La battaglia per arginare la pandemia ransomware è entrata ormai nel vivo. Sono passati soltanto pochi giorni da quando vi abbiamo parlato di JS.Danger.ScriptAttachment, ed è già stata rilevata dai laboratori di analisi euristica GData una nuova variante del Virus.
Il suo nome è Manamecrypt ma è conosciuto anche con l’alias di CryptoHost e rappresenta un’evoluzione del genere. I ransomware di cui vi abbiamo per altro parlato negli ultimi mesi si diffondono tutti utilizzando tecniche simili, di solito tramite allegati alle email o exploit-kit che sfruttano vulnerabilità dei software generalmente utilizzati per navigare su internet, Manamecrypt, invece, utilizza uno stratagemma alternativo: secondo quanto riportato dagli analisti GData il ransomware è stato diffuso in bundle con µTorrent. Il pacchetto contiene, oltre a una versione funzionante del client Torrent, ben due programmi indesiderati:
Il primo programma sviluppato da una società statunitense che al momento dell’installazione modifica le impostazioni del browser cambiando le impostazioni relative all’Home Page e al motore di ricerca predefinito. Il suo nome è OpenCandy.
Il secondo è Manamecrypt camuffato da “innocuo” client µTorrent legittimo, adeguatamente firmato e correttamente funzionante nominato “uTorrent.exeuTorrent.exe” invece del classico “utorrent.exe” che reca con sé la componente nociva “on top”.
Le caratteristiche in questione farebbero di Manamecrypt il primo ibrido Trojan-ransomware oltre al primo vettore informatico patogeno atipico.
Ma non è tutto Manamecrypt integra anche un sistema di autodifesa adottato solitamente dai trojan, cioè una funzione che blocca alcuni processi predefiniti; nella blacklist sono presenti sia vari antivirus e tool di manutenzione, che siti e applicazioni che non dovrebbero rappresentare una minaccia per il ransomware, come Twitter, YouTube e Vimeo, ma che sono stati inseriti per esasperare l’utente e indurlo a pagare il riscatto.
Dopo aver penetrato il sistema, disattivando le protezioni dei vari antivirus, Manamecrypt, non crittografa con chiave asimmetrica ma comprime in un file RAR con password di protezione, ponendo a schermo una finestra con le istruzioni di pagamento.
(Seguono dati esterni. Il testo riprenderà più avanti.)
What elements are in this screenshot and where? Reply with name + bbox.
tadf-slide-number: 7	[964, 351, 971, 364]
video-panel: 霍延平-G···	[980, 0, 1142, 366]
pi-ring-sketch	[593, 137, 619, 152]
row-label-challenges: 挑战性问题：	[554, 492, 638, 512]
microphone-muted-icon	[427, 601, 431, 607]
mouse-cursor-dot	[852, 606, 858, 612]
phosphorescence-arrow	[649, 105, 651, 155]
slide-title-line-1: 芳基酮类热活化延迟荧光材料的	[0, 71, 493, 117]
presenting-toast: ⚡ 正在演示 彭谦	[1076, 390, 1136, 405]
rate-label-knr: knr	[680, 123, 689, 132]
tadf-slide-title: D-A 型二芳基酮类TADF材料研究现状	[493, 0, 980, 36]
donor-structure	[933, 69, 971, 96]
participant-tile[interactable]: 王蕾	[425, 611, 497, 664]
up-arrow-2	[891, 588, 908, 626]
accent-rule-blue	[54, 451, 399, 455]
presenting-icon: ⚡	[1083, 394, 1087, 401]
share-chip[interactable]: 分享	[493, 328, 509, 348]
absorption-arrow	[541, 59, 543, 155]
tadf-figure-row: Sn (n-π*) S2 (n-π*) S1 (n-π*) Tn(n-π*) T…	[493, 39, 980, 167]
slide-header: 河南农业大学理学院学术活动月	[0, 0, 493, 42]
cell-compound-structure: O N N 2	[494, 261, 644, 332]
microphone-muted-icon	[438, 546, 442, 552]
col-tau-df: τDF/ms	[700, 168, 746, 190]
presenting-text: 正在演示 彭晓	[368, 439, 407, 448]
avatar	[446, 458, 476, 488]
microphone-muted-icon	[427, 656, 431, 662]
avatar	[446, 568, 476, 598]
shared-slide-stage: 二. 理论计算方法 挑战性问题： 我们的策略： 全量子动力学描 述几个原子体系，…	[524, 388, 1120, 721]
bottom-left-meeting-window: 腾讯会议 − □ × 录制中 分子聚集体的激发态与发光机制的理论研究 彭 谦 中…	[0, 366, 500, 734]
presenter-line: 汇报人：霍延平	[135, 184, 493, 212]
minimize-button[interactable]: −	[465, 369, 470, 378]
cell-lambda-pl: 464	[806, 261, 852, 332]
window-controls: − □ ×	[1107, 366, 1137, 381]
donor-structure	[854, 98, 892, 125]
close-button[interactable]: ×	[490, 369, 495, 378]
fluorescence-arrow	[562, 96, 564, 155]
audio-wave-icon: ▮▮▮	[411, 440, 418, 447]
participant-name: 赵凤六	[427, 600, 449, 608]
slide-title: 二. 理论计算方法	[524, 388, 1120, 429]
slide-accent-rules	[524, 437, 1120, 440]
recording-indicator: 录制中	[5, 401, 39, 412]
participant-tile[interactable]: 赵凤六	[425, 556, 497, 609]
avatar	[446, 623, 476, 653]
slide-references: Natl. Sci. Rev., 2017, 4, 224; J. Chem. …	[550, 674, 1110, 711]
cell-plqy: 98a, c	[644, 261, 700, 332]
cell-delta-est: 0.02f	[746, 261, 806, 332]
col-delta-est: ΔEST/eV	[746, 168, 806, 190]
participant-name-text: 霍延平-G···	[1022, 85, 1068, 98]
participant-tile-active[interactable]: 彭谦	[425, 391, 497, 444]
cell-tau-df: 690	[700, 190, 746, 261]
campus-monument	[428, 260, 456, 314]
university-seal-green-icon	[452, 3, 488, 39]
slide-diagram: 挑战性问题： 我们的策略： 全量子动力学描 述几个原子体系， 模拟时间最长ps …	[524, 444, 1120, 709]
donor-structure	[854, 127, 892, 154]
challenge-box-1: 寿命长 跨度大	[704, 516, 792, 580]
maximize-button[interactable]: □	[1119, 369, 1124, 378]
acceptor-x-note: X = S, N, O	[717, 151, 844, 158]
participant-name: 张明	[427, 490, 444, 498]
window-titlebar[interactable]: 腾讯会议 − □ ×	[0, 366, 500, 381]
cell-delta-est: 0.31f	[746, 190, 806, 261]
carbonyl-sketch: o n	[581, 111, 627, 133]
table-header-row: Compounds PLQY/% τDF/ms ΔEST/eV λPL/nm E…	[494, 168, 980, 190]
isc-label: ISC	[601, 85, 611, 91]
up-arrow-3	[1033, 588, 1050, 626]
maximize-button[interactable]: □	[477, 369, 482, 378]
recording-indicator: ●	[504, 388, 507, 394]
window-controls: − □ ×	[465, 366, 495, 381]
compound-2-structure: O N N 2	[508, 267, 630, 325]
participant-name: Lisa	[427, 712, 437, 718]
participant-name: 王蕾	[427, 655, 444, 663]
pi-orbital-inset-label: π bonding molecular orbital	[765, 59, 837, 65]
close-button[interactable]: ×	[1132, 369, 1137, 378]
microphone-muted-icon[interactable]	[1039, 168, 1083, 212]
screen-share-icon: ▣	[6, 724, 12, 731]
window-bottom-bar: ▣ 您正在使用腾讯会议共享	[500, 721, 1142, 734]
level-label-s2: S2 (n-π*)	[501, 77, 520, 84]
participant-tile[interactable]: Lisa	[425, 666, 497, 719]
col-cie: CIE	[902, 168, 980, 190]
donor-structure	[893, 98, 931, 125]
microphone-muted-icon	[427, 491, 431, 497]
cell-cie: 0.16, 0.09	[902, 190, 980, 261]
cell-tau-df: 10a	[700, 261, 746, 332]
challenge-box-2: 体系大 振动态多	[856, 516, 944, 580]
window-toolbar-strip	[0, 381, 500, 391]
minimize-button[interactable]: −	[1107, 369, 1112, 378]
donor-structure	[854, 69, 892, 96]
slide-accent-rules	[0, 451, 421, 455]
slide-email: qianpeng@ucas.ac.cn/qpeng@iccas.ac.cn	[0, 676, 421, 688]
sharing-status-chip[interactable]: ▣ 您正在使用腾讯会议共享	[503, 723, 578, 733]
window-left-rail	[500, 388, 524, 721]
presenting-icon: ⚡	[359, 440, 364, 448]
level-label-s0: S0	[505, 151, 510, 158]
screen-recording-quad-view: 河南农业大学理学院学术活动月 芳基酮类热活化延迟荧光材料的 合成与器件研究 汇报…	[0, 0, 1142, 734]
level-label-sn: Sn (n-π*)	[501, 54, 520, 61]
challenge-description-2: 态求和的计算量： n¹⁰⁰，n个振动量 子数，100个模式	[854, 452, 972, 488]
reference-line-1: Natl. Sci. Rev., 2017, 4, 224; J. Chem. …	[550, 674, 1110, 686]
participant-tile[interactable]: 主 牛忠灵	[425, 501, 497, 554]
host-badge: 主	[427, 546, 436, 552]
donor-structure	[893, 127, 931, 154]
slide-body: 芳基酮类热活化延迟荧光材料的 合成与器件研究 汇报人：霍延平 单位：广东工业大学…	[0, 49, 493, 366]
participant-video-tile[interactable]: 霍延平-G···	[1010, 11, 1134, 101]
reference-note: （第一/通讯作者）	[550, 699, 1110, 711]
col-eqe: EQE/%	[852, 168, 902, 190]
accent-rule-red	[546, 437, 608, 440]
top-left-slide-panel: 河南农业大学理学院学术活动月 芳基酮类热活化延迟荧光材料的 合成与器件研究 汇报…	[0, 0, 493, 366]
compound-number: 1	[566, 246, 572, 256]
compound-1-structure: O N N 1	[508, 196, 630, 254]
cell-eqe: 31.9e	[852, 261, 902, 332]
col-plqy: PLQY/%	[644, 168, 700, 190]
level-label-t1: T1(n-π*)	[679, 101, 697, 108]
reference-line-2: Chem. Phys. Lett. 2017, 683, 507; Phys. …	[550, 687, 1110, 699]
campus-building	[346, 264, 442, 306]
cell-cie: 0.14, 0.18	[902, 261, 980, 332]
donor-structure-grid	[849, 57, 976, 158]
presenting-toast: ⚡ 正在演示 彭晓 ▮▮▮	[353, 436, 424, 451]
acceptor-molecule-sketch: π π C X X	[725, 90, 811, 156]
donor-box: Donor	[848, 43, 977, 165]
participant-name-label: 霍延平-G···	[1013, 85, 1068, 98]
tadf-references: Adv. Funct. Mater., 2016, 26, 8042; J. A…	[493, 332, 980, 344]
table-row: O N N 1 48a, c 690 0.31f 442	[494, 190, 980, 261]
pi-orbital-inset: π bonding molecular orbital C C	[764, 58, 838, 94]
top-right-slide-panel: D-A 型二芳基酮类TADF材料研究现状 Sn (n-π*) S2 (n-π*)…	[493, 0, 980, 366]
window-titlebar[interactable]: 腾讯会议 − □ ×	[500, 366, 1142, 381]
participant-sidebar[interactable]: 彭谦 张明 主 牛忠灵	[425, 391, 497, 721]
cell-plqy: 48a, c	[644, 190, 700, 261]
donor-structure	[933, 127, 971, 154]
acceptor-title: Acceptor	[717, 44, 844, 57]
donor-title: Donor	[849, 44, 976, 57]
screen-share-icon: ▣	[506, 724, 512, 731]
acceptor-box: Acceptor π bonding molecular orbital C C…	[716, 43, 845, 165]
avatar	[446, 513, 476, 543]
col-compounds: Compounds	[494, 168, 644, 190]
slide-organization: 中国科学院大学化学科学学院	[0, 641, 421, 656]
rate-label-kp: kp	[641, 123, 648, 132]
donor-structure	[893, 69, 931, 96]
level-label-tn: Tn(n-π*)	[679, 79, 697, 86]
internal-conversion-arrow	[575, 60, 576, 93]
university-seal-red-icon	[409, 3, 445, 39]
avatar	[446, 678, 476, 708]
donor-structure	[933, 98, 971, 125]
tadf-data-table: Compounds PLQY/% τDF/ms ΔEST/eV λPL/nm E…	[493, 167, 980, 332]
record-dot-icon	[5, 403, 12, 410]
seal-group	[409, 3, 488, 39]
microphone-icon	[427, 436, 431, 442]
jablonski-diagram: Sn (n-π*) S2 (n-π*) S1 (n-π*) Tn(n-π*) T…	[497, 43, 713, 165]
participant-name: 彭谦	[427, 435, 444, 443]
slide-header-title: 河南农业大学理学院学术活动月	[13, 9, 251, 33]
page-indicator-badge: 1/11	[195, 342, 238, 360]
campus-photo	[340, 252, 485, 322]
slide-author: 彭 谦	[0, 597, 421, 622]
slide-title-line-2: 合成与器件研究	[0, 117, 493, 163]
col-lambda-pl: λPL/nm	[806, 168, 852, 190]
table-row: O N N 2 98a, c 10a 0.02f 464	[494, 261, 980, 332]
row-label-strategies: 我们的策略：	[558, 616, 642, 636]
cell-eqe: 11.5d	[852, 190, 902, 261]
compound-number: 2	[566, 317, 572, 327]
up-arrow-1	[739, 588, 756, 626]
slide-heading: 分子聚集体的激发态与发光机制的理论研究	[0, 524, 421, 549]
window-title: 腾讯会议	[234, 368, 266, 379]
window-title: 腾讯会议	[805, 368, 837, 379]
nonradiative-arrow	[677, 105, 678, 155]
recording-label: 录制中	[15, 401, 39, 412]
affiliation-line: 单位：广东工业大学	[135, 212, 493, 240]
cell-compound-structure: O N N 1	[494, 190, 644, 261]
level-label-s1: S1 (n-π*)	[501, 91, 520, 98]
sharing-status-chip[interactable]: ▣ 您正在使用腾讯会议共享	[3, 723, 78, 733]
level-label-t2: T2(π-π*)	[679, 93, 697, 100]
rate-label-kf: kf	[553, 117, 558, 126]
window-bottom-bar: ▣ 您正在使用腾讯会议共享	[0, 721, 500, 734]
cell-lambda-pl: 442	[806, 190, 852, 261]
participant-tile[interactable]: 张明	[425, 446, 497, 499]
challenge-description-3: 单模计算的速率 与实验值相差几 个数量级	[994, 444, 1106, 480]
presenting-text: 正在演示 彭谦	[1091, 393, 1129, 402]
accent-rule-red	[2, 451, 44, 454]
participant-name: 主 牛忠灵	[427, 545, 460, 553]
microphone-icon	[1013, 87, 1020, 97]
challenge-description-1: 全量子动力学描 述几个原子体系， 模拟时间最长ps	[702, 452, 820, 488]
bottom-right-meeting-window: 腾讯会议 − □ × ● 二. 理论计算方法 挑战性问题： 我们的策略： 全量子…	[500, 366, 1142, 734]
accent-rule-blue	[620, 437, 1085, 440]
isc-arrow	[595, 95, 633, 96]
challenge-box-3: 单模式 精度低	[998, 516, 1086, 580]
Le vittime sono invitate a pagare un riscatto di 0,32277 mila Bitcoin (122 € circa), che può essere pagato solo in Bitcoin.
Come tutti i virus informatici creati dall’uomo fortunatamente, è tutt’altro che perfetto. L’analisi del codice ha permesso agli analisti di GData di trovare il metodo per sbloccare i file senza pagare il riscatto, semplicemente inserendo la password per la decodifica dell’archivio RAR. La password sarebbe composta, infatti, dal nome dell’archivio stesso e dal nome dell’utente Windows. Non proprio irresistibile. E questo spiegherebbe anche il perché di un riscatto così basso.
Ma la battaglia appena vinta non è bastata ai paladini della sicurezza informatica, gli autori di Teslacrypt (ne abbiamo parlato in passato come la madre del male), hanno deciso, per ragioni ancora sconosciute, di abbandonare le attività illecite relative allo sviluppo di ransomware e consegnare una chiave di decrittazione universale che permette di recuperare tutti i dati ancora imprigionati.
Già da qualche tempo era chiara una netta diminuzione drastica nella diffusione di Teslacrypt, declassato negli ultimi mesi da piaga del 2015 a semplice spauracchio occasionale di inizio 2016 legata a vecchi siti compromessi e mai riparati.
In questo clima d’incertezza, un ricercatore di ESET ha contattato gli autori del famoso malware fingendosi una vittima e chiedendo una chiave; il criminale, con sua grande sorpresa, gli ha consegnato una chiave universale che ha permesso di creare un tool gratuito e liberamente scaricabile in grado di recuperare tutti i dati ancora, eventualmente, ostaggio della codifica del ransomware.
Questo solo a qualche settimana da quando Kasperksy ha messo a disposizione un tool per recuperare i dati criptati da CryptXXX, l’ennesima variante di Teslacrypt.
E’ la fine di tutto? Ce lo dirà soltanto il tempo.